The CICS translator, by default, assumes that programs written
in the C or C++ language have been edited with the EBCDIC Latin-1 code page IBM®-1047.
If you have used an alternative code page, you can specify this
in a pragma filetag directive at the start of the application program. The
pragma statement must be the first non-comment statement in the program, and
the filetag directive must be specified before any other directive in the
pragma statement. The CICS® translator scans for the presence of the filetag directive.
The CICS translator only supports the default code page IBM-1047,
the Danish EBCDIC code page IBM-277,
the German EBCDIC code
page IBM-273, and the Chinese EBCDIC code pages IBM-935 and IBM-1388.
For example, if the program has been prepared with an editor using the German EBCDIC code page, it should begin with the following directive:
??=pragma filetag ("IBM-273")
If your application program uses a mix of different code pages
(for example, if you are including header files edited in a code page different
to that used for the ordinary source files), all of the files must include
the pragma filetag directive, even if they are in the default code page IBM-1047.

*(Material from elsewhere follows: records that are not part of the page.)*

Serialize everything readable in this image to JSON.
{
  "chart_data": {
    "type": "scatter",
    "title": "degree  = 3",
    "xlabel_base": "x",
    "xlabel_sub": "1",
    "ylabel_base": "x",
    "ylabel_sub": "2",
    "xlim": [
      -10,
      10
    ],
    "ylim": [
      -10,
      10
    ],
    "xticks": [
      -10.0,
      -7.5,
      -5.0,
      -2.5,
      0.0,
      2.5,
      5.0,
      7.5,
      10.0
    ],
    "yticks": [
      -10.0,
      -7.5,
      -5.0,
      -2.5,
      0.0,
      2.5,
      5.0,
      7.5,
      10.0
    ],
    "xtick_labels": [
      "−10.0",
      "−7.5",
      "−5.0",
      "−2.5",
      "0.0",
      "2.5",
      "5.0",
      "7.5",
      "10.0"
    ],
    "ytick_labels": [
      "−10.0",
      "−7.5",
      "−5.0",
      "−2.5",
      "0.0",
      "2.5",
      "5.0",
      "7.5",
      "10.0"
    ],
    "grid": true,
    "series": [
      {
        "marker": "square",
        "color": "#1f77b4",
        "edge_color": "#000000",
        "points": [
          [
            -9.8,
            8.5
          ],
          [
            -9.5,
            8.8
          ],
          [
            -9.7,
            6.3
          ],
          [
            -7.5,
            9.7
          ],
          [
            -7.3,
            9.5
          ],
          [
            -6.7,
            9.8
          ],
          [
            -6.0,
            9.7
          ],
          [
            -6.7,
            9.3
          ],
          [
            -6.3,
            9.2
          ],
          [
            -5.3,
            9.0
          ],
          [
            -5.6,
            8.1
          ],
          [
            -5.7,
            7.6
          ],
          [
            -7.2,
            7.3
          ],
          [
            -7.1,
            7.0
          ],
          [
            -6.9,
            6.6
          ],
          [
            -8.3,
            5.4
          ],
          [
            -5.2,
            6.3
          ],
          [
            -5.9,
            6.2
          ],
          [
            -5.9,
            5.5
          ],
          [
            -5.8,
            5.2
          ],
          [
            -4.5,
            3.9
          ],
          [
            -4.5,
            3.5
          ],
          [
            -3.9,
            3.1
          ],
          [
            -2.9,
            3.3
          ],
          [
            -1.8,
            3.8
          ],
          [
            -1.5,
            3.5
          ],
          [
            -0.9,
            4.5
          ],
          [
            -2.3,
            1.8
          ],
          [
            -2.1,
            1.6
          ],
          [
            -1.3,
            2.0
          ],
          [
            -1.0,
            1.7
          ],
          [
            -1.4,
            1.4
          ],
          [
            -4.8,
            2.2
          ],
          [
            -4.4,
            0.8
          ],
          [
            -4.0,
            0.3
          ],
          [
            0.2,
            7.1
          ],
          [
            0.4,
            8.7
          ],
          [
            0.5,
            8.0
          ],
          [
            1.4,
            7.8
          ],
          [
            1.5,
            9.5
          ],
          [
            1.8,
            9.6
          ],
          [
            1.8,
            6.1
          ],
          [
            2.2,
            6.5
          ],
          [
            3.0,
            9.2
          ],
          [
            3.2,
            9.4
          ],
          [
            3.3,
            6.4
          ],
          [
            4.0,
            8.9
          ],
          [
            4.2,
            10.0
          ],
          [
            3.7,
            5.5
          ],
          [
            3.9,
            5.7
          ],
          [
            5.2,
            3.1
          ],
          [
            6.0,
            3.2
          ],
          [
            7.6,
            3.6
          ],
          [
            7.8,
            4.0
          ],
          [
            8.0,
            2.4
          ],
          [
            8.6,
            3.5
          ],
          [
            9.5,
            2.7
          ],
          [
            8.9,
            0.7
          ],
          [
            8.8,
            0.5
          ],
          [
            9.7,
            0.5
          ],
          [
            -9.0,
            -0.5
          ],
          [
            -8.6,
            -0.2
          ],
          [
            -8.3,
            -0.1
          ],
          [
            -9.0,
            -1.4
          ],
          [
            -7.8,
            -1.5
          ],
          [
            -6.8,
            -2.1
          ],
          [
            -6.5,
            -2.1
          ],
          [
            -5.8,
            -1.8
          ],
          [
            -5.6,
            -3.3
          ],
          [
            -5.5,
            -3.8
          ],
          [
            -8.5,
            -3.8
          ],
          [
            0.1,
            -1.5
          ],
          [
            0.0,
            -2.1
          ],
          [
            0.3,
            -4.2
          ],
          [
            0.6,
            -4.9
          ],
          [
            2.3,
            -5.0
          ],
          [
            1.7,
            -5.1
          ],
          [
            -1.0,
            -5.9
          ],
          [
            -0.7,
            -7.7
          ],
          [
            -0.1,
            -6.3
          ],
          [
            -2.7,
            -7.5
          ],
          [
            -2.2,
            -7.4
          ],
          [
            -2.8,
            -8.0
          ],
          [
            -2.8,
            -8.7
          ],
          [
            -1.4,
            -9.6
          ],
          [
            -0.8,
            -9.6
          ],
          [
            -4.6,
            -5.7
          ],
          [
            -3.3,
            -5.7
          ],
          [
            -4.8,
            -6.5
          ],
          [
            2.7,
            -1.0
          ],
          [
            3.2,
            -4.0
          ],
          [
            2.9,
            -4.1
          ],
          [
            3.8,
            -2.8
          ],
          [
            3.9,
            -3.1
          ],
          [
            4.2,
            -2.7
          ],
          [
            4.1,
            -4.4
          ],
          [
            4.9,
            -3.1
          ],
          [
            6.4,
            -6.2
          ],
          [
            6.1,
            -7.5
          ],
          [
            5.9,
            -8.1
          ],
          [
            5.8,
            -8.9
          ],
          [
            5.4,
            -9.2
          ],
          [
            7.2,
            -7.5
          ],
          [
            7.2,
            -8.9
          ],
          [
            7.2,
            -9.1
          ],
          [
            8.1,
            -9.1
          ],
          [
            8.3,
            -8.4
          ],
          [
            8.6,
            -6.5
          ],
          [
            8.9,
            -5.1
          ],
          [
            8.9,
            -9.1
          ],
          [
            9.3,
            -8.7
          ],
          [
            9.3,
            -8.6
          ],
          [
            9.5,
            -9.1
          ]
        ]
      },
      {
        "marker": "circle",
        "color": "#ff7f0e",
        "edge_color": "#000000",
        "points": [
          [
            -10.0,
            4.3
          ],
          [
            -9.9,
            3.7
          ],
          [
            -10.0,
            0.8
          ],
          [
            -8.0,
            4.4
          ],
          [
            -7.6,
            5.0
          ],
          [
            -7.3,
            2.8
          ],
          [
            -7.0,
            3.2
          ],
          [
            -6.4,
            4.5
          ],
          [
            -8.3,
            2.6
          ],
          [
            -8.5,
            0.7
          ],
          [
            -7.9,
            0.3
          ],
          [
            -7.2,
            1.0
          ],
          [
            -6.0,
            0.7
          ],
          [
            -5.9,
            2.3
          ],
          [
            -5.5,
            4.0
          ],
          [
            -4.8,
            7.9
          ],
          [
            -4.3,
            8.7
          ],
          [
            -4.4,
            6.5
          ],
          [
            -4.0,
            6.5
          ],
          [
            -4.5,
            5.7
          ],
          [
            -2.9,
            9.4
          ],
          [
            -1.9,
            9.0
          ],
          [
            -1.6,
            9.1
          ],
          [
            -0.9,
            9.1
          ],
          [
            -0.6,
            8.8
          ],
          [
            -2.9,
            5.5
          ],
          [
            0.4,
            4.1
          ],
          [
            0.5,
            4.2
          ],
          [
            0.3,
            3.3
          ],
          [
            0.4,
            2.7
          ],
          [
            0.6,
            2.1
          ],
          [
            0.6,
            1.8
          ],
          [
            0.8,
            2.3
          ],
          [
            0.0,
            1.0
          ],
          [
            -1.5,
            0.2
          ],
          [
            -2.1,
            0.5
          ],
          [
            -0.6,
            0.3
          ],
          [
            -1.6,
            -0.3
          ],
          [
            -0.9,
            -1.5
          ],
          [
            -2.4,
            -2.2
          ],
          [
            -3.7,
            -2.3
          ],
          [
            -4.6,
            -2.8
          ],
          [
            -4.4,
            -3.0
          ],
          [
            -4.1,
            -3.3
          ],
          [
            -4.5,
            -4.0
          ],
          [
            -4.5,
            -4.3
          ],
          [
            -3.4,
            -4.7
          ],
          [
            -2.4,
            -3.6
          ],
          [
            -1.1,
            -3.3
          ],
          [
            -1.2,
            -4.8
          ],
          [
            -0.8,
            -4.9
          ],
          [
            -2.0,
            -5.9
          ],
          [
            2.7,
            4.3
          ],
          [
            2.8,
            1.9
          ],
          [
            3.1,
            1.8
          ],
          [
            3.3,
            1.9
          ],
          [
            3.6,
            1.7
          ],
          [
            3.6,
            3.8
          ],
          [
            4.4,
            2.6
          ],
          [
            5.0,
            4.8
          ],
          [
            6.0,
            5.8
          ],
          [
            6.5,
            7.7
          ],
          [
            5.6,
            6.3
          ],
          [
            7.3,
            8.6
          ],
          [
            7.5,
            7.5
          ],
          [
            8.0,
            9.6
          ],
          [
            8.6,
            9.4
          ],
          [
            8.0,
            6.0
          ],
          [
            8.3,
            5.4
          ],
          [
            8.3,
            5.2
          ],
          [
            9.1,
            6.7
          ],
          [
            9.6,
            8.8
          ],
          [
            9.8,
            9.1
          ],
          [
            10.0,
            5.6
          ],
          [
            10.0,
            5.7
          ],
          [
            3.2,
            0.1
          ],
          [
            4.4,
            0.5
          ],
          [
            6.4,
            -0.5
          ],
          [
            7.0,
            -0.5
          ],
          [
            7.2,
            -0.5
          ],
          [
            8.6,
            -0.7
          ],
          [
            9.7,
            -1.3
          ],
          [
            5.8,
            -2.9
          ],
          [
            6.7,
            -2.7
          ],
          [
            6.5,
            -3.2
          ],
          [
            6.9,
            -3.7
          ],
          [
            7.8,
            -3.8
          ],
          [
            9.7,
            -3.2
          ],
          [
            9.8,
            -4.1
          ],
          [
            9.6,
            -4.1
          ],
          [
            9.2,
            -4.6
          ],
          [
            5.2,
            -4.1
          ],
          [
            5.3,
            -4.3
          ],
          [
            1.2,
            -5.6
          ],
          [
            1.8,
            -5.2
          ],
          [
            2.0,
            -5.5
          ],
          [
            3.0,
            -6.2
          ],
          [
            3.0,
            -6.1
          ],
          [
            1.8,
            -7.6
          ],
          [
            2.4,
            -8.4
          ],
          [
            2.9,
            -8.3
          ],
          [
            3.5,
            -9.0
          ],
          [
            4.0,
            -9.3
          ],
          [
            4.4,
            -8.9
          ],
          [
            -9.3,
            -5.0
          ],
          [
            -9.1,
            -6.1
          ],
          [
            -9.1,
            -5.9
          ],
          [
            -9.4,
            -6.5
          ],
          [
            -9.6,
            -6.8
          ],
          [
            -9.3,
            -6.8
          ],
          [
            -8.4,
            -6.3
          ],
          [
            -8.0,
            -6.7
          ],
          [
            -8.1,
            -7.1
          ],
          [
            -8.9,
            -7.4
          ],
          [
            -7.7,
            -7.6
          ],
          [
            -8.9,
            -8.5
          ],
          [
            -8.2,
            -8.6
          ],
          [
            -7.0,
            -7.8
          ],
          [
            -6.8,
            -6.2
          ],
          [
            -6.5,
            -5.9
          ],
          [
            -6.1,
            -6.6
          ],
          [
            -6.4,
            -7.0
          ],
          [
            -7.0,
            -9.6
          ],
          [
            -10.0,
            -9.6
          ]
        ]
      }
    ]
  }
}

Some older IBM C compilers which are no longer in service, but
can still be used with the CICS translator, might not support the use of the
pragma filetag directive. Check the documentation for your compiler if you
are not sure whether your compiler supports this. All the IBM C/C++ compilers
that are listed in the topic "High-level language support" in the CICS Transaction Server for z/OS® Release Guide
which are still in service support the use of the pragma filetag directive.